Он наивно уверял меня, что с клиенткой у него ничего не было, что он немедленно хочет видеть меня и так далее и тому подобное…
Мне было все равно. После двух бессонных ночей, проведенных в раздумьях об этом проклятом яблоке, я чувствовала себя блаженно-рассеянной.
Разгадка, почти что озарение, посетила меня сегодняшним утром. Мне самой нужно было срочно увидеться с Карповым, поэтому я попросила его приехать прямо в контору.
Войдя в кабинет, он…
Телефонный звонок оторвал Вершинину от записей.
— Слушаю.
— Валя, ты не забыла? Мы с дедом и Максимом ждем тебя, — Вершинина услышала голос матери, — они на даче, а я вот приехала — Клавдия Степановна просила ее квартиру надолго без присмотра не оставлять…
— А где сама Клавдия Степановна? — равнодушно спросила Вершинина.
— Где, где, — недовольно отозвалась мать, — на юга умотала с Гришей своим. Так ты приедешь?
— Приеду, — сказала Валандра, хотя она чертовски устала и ехать ей никуда не хотелось.
Позавчера родители сами приезжали к ней с Максимом, и они договорились, что проведут субботу на даче. Максим загорел и даже как-то повзрослел.

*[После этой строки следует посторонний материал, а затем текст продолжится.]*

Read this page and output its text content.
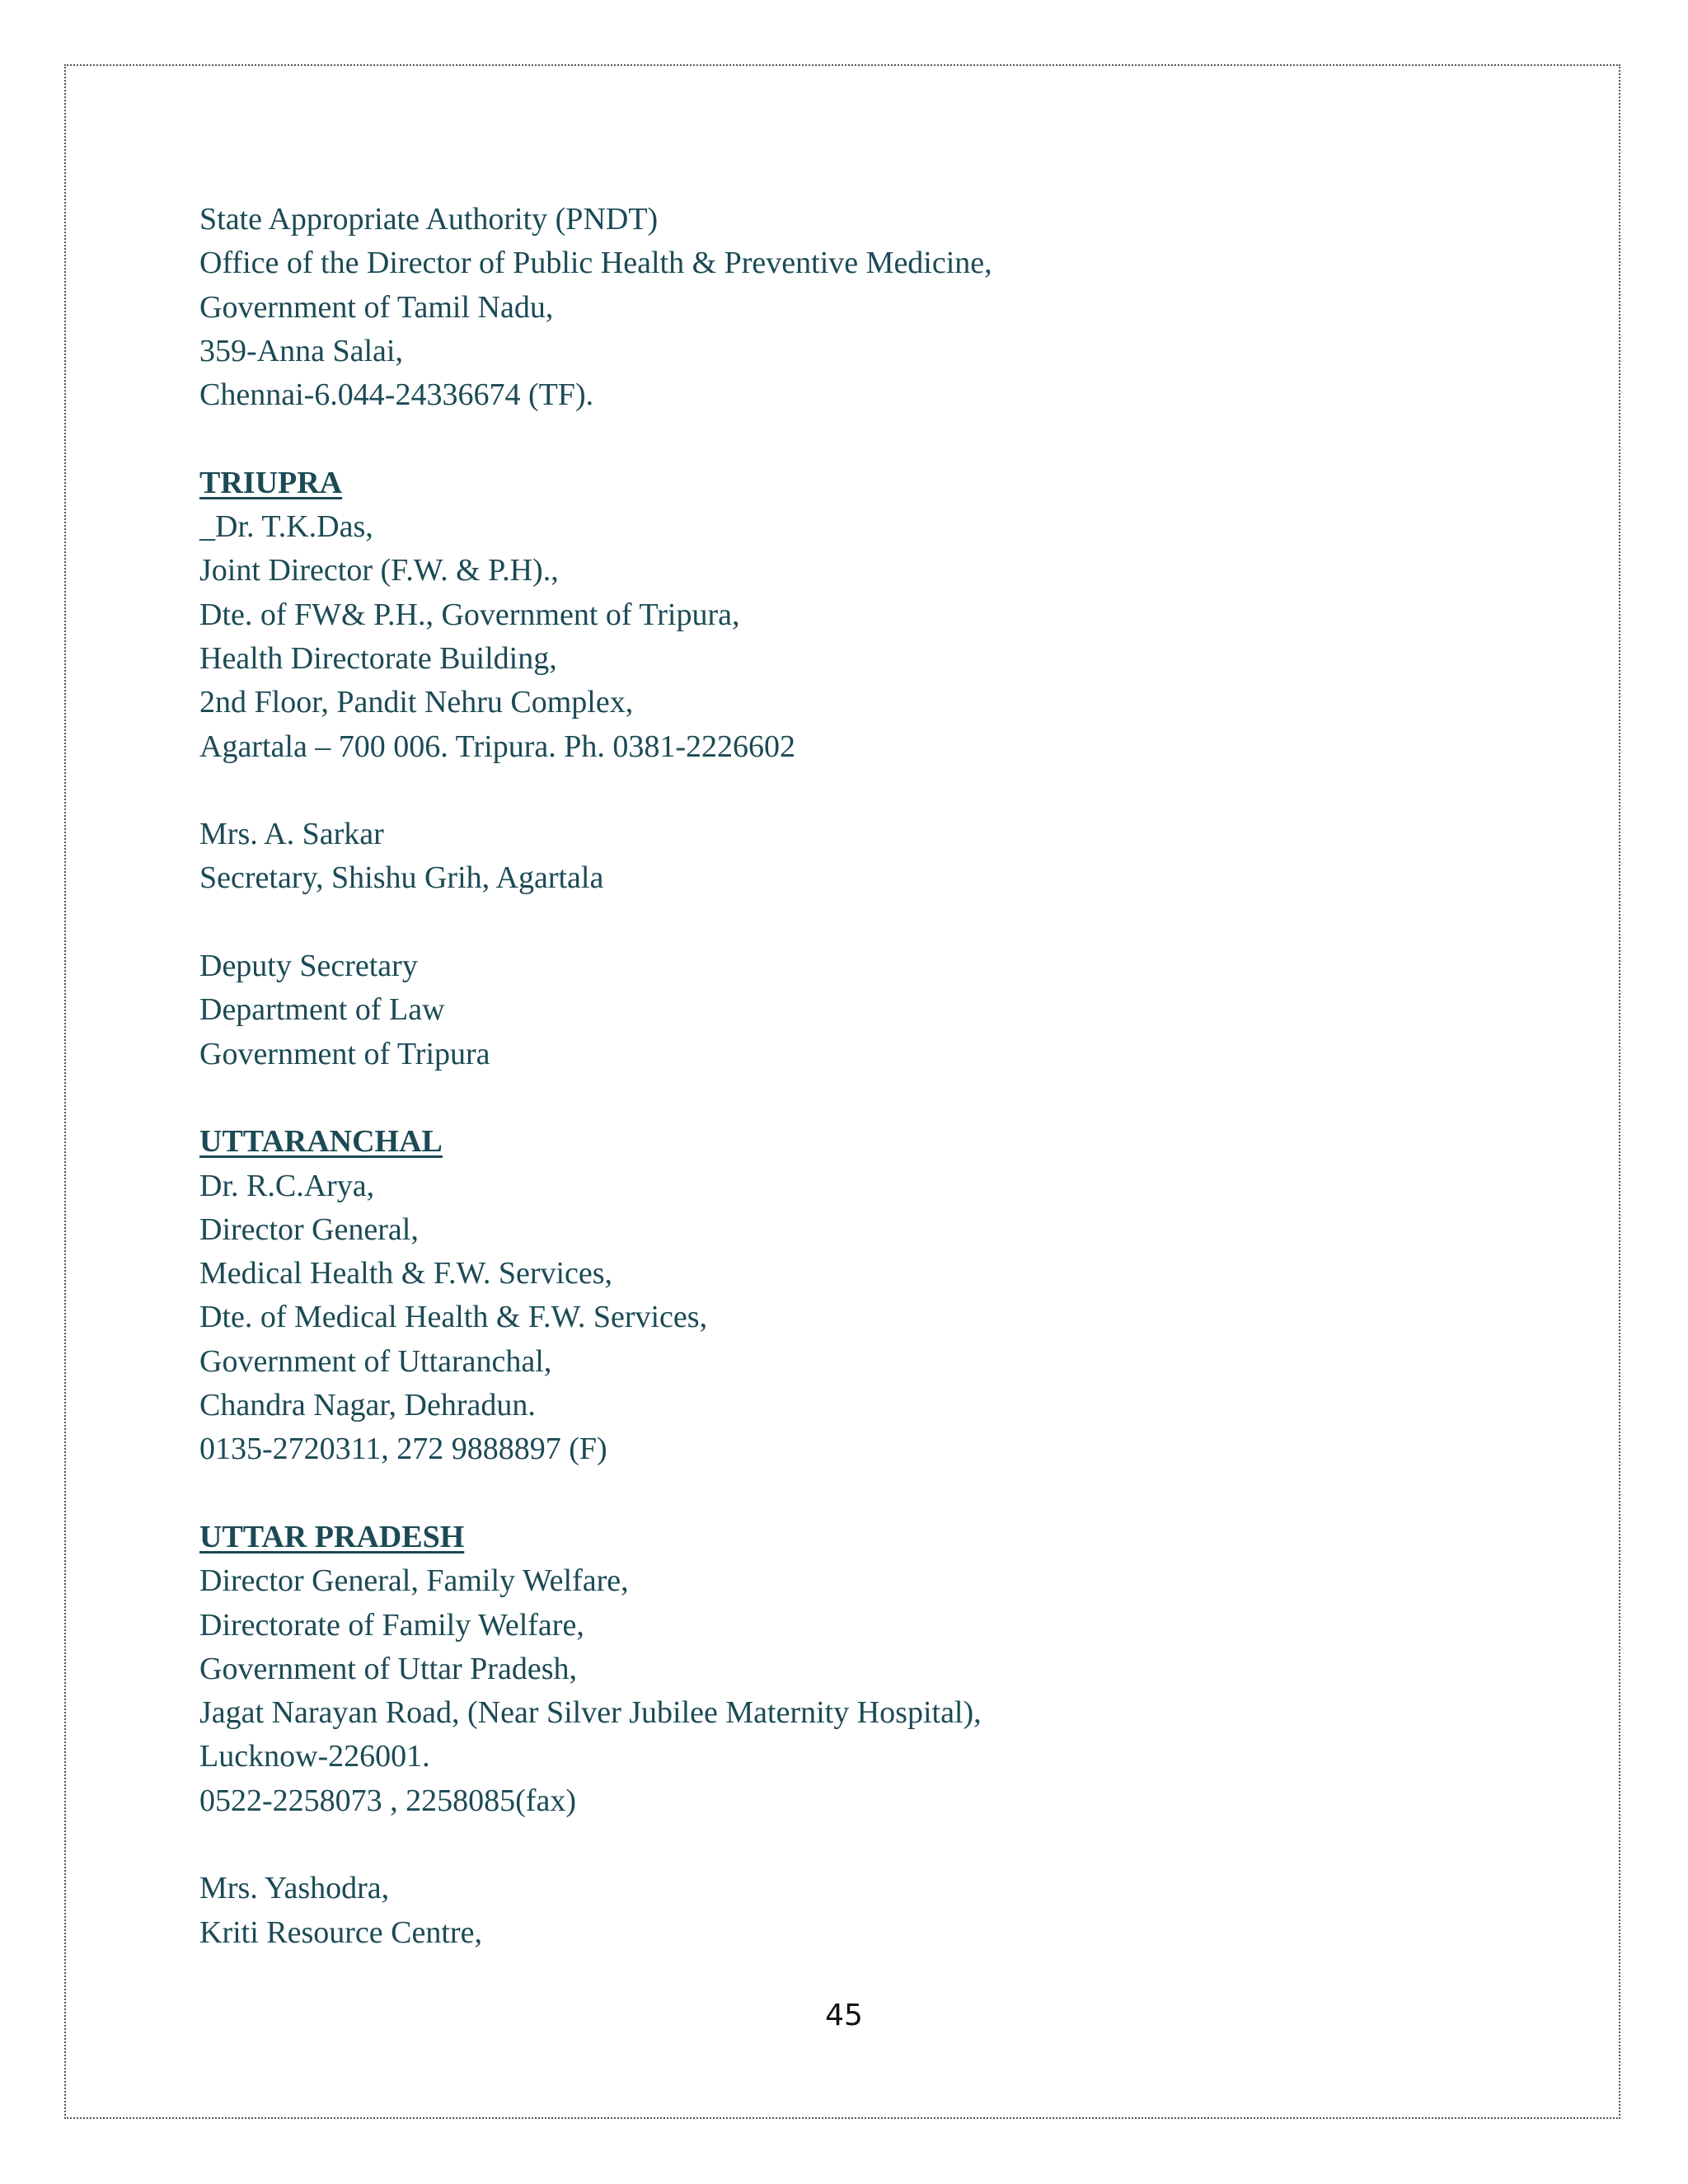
State Appropriate Authority (PNDT)
Office of the Director of Public Health & Preventive Medicine,
Government of Tamil Nadu,
359-Anna Salai,
Chennai-6.044-24336674 (TF).
TRIUPRA
_Dr. T.K.Das,
Joint Director (F.W. & P.H).,
Dte. of FW& P.H., Government of Tripura,
Health Directorate Building,
2nd Floor, Pandit Nehru Complex,
Agartala – 700 006. Tripura. Ph. 0381-2226602
Mrs. A. Sarkar
Secretary, Shishu Grih, Agartala
Deputy Secretary
Department of Law
Government of Tripura
UTTARANCHAL
Dr. R.C.Arya,
Director General,
Medical Health & F.W. Services,
Dte. of Medical Health & F.W. Services,
Government of Uttaranchal,
Chandra Nagar, Dehradun.
0135-2720311, 272 9888897 (F)
UTTAR PRADESH
Director General, Family Welfare,
Directorate of Family Welfare,
Government of Uttar Pradesh,
Jagat Narayan Road, (Near Silver Jubilee Maternity Hospital),
Lucknow-226001.
0522-2258073 , 2258085(fax)
Mrs. Yashodra,
Kriti Resource Centre,
45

Мать осторожно наводила справки о Ромашове, Валентина отвечала неохотно и уклончиво. В итоге Вера Гавриловна успокоилась на том, что «все бывает» и взяла с дочери клятвенное обещание, что в субботу она приедет на дачу.
Переговорив с матерью, Валандра поставила на плиту чайник и вернулась к своим записям.